Although she is not yet 18, after one year and three months in a shelter home she had been sent back to the man who abducted her.
by Marco Respinti
Remember Chanda Maharaj, also known as Chanda Kumari? “Bitter Winter” kind of adopted this young Hindu girl, one of the hundreds of victims of abduction, forced conversion to Islam, and equally forced marriage to their Sunni Muslim kidnappers.
We are proud of having played a role in alerting the international community to her case, which for once resulted in the Pakistani authorities doing something rather than simply sitting idle and taking at face value videos or statements signed by the victims obviously under duress claiming they converted and married freely.
Chanda was a 15-year-old Hindu girl when she was kidnapped on August 12, 2022, in the Fateh Chowk area of Hyderabad, Sindh, Pakistan while she was walking home with her sister. Her kidnapper was Shaman Magsi, a Sunni Muslim man who had repeatedly tried to approach her.
Initially, the police refused to take action on the complaint filed by her parents. Finally, after the international campaign supporting her, in October 2022 Chanda was rescued by police from her “husband” and taken to a shelter home. However, on October 20 a court ruled that her conversion and “marriage” were valid and sent her back to her kidnapper Shaman Magsi. The parents appealed, and in December 2022 Chandra was taken again to the shelter home, although she had clearly expressed to the court her wish to be with her family.
We are aware that there have been some cases in Pakistan where young girls from religious minorities really ran away with Muslim boyfriends. These were not cases of kidnapping but of freely chosen marriages the non-Muslim parents opposed, incorrectly presenting them as “abductions.” But that there is a small number of cases falsely presented as “abductions” does not change the fact that in many other cases the abductions are all too real. As for Chanda Maharaj there are videos taken in the court where she runs to her parents and cries desperately, telling the judges she wants to be with them.

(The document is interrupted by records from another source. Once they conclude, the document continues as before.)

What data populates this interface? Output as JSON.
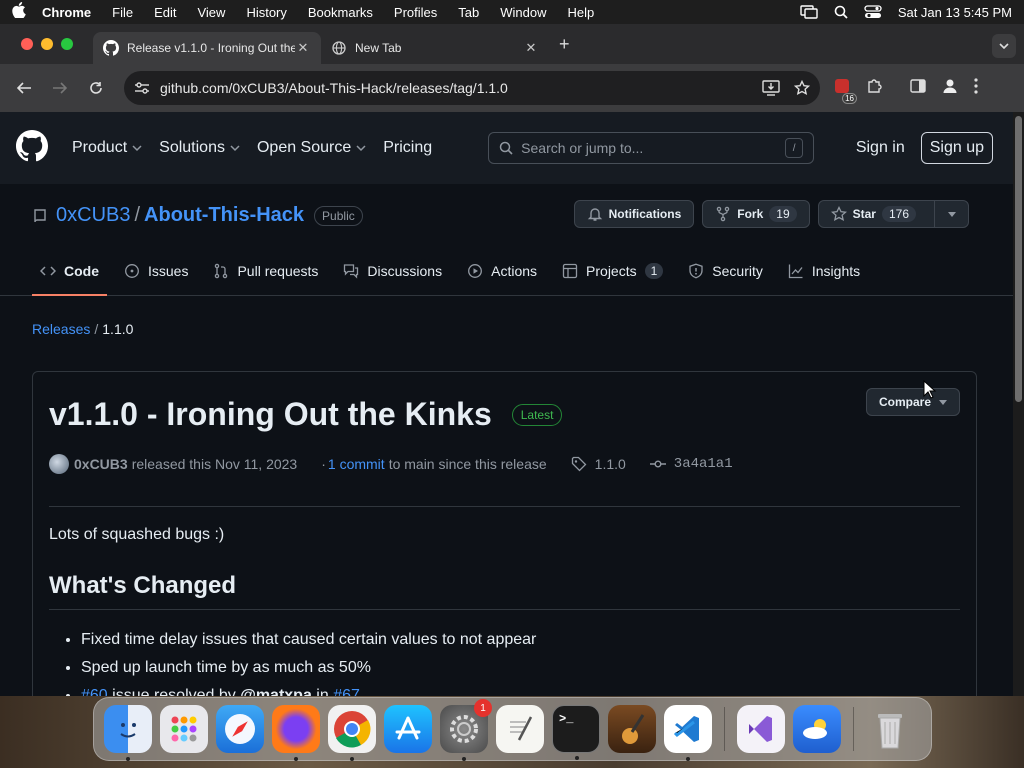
{
  "menubar": {
    "app": "Chrome",
    "items": [
      "File",
      "Edit",
      "View",
      "History",
      "Bookmarks",
      "Profiles",
      "Tab",
      "Window",
      "Help"
    ],
    "datetime": "Sat Jan 13  5:45 PM"
  },
  "browser": {
    "tabs": [
      {
        "title": "Release v1.1.0 - Ironing Out the Kinks",
        "active": true
      },
      {
        "title": "New Tab",
        "active": false
      }
    ],
    "url": "github.com/0xCUB3/About-This-Hack/releases/tag/1.1.0",
    "extension_badge": "16"
  },
  "github": {
    "nav": [
      "Product",
      "Solutions",
      "Open Source",
      "Pricing"
    ],
    "search_placeholder": "Search or jump to...",
    "search_key": "/",
    "sign_in": "Sign in",
    "sign_up": "Sign up"
  },
  "repo": {
    "owner": "0xCUB3",
    "slash": "/",
    "name": "About-This-Hack",
    "visibility": "Public",
    "notifications": "Notifications",
    "fork_label": "Fork",
    "fork_count": "19",
    "star_label": "Star",
    "star_count": "176",
    "tabs": [
      {
        "label": "Code"
      },
      {
        "label": "Issues"
      },
      {
        "label": "Pull requests"
      },
      {
        "label": "Discussions"
      },
      {
        "label": "Actions"
      },
      {
        "label": "Projects",
        "count": "1"
      },
      {
        "label": "Security"
      },
      {
        "label": "Insights"
      }
    ]
  },
  "breadcrumb": {
    "root": "Releases",
    "sep": "/",
    "current": "1.1.0"
  },
  "release": {
    "title": "v1.1.0 - Ironing Out the Kinks",
    "badge": "Latest",
    "compare": "Compare",
    "author": "0xCUB3",
    "released_text": "released this Nov 11, 2023",
    "commit_prefix": "·",
    "commit_link": "1 commit",
    "commit_suffix": "to main since this release",
    "tag": "1.1.0",
    "sha": "3a4a1a1",
    "body": "Lots of squashed bugs :)",
    "heading": "What's Changed",
    "changes": [
      "Fixed time delay issues that caused certain values to not appear",
      "Sped up launch time by as much as 50%"
    ],
    "partial_item": {
      "issue": "#60",
      "mid": " issue resolved by ",
      "user": "@matxpa",
      "in": " in ",
      "pr": "#67"
    }
  },
  "dock": {
    "settings_badge": "1",
    "apps": [
      "finder-icon",
      "launchpad-icon",
      "safari-icon",
      "firefox-icon",
      "chrome-icon",
      "app-store-icon",
      "system-settings-icon",
      "textedit-icon",
      "terminal-icon",
      "garageband-icon",
      "vscode-icon",
      "visual-studio-icon",
      "weather-icon",
      "trash-icon"
    ]
  }
}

The legal issue also concerns the age of the abducted girls. In 2019, a Pakistani law raised the age for marriage to 18. If a girl is not yet 18, she cannot legally marry, voluntarily or otherwise. The new law has not stopped the kidnappings, though. Abductors claim that recording births is not an exact science in Pakistan and birth certificates are often incorrect. They insist that rather than on birth certificates courts should rely on medical examinations determining the “biological age.” In December 2022, court-appointed medical examiners determined that Chanda had a biological age of 16, while her birth certificate stated that she was born on October 11, 2007, and was thus 15.
Now, the court has determined that Chanda’s biological age makes her apt to be with her “husband,” although the birth certificate says she is not yet 17, and she has been taken back to him from the shelter home. There has been no hearing, she has not been heard, and her parents have learned about her fate after she had already been taken to the home of her kidnapper.
Governments come and go in Pakistan, but nobody takes serious action to halt the scandal of abductions and forced conversions and marriages of young girls from minority religions.